Piggybacking someone else’s wifi is obviously nothing new. I’ve gone wardriving in a neighborhood in a pinch a few times (and even been accosted for sitting on a sidewalk in front of someone’s house once!). But in at least one case the car was idling in front of the shop from 12 midnight until 5 in the morning. I’m struggling to think of a reason for sitting on the router for so long so late at night other than the need for anonymity for some illicit activity. I suppose it might be a group of teenagers just looking for some private place to access facebook away from prying (and possibly surveiling) parents, but that seems a stretch. Individual anecdotes are obviously dangerous to draw conclusions from, but the fact that this is happening in Memphis at my local car shop makes me wonder how common it is. Memphis is far from the cutting edge of Internet activity.
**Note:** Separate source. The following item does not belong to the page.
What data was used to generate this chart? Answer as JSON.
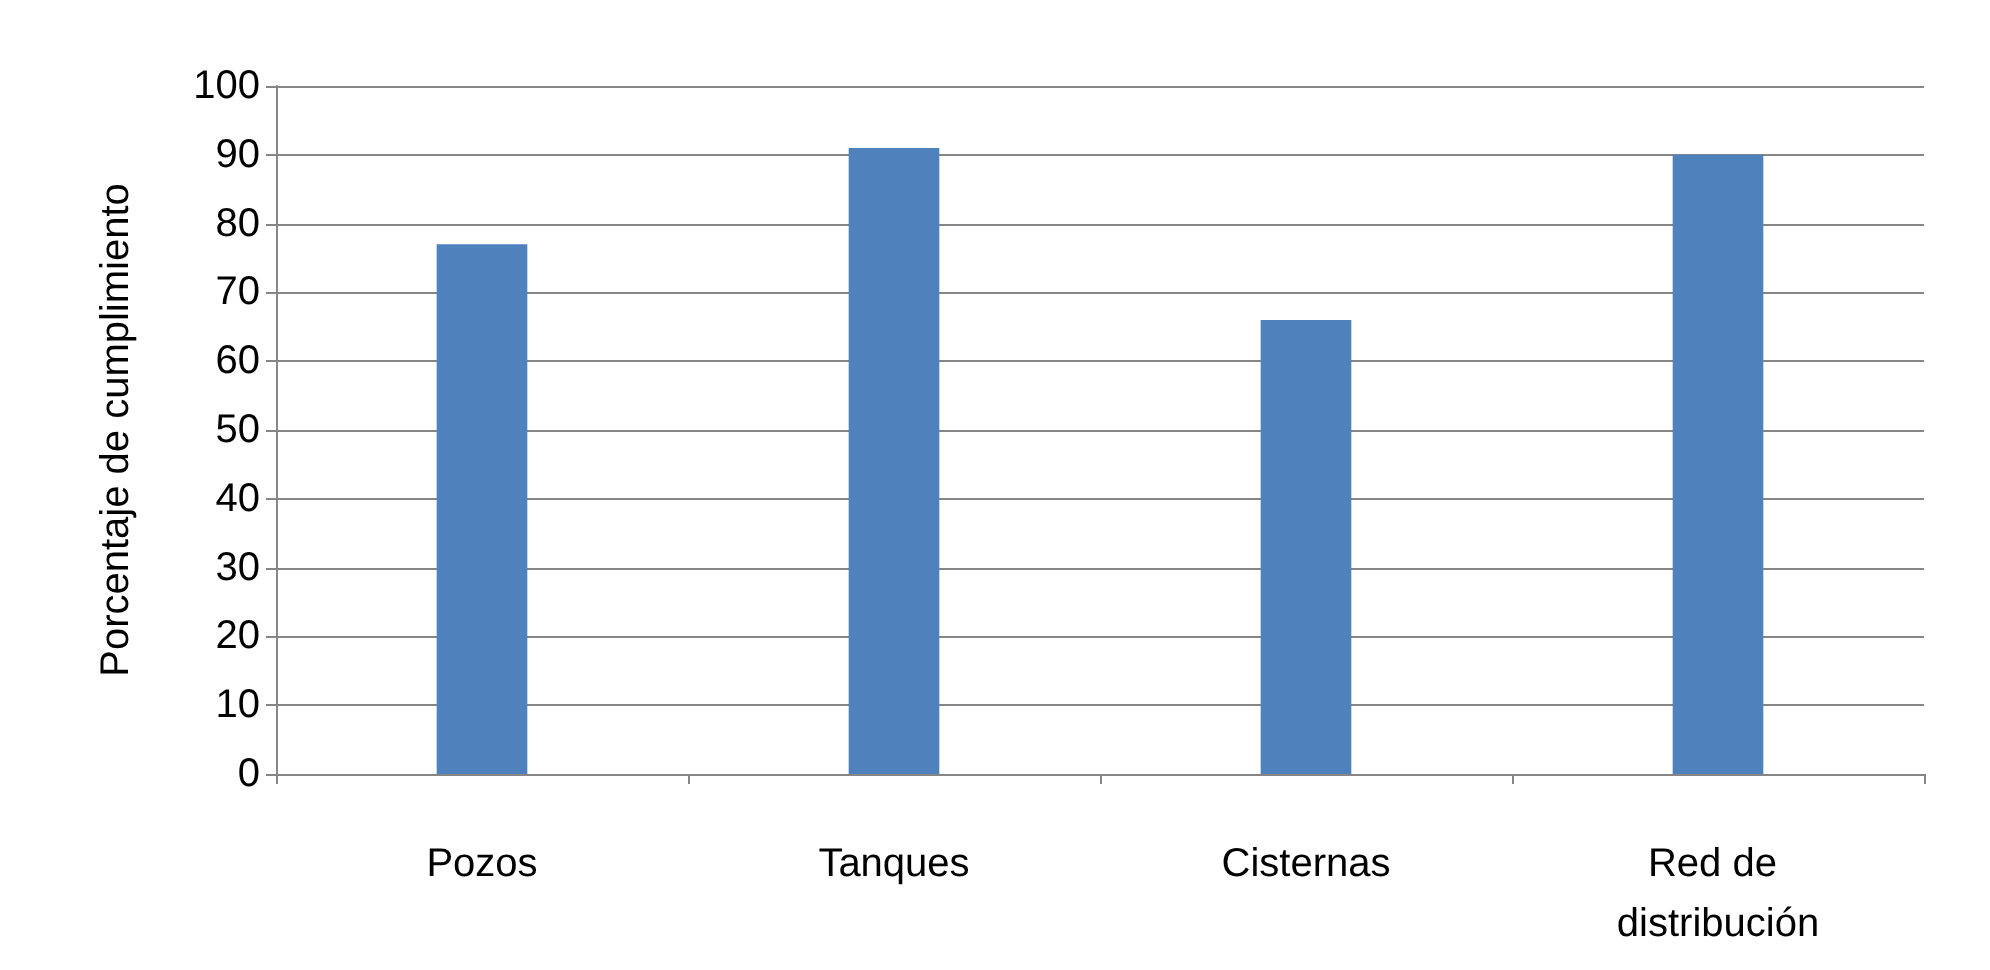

I keep my wirless network at home open on the principle that I don’t trust the network to be secure with or without transport layer security and that I’m happy to share access with anyone who wants to use it. I’ve always judged the risk of someone using the access to do something I could be liable for to be small enough not to worry about it. This encounter makes me wonder whether I, like Bruce Schneier, should think harder about securing my home wireless network.

I also find it interesting that he was able to defend himself pretty effectively from what he viewed as an attack on his computers and network. As sophisticated as the wardriving attackers may have been, his simple defense of turning off the router until access is requested is pretty effective (though I strongly advised him to encrypt the network as well as turn it on on demand). Even more effectively, the owner noted the license plate of the car on at least one occasion. So now if the police show up at his door and try to arrest him for child pornography, he’ll have a license plate number to identify the users of his network. So midnight piggybacking as an anonymity technique could in many cases be less effective than just showing up at a local coffee shop in the middle of the day. the worst scenario in that case would be a physical identification which would in most cases be much more difficult to track back to a person than a license plate number.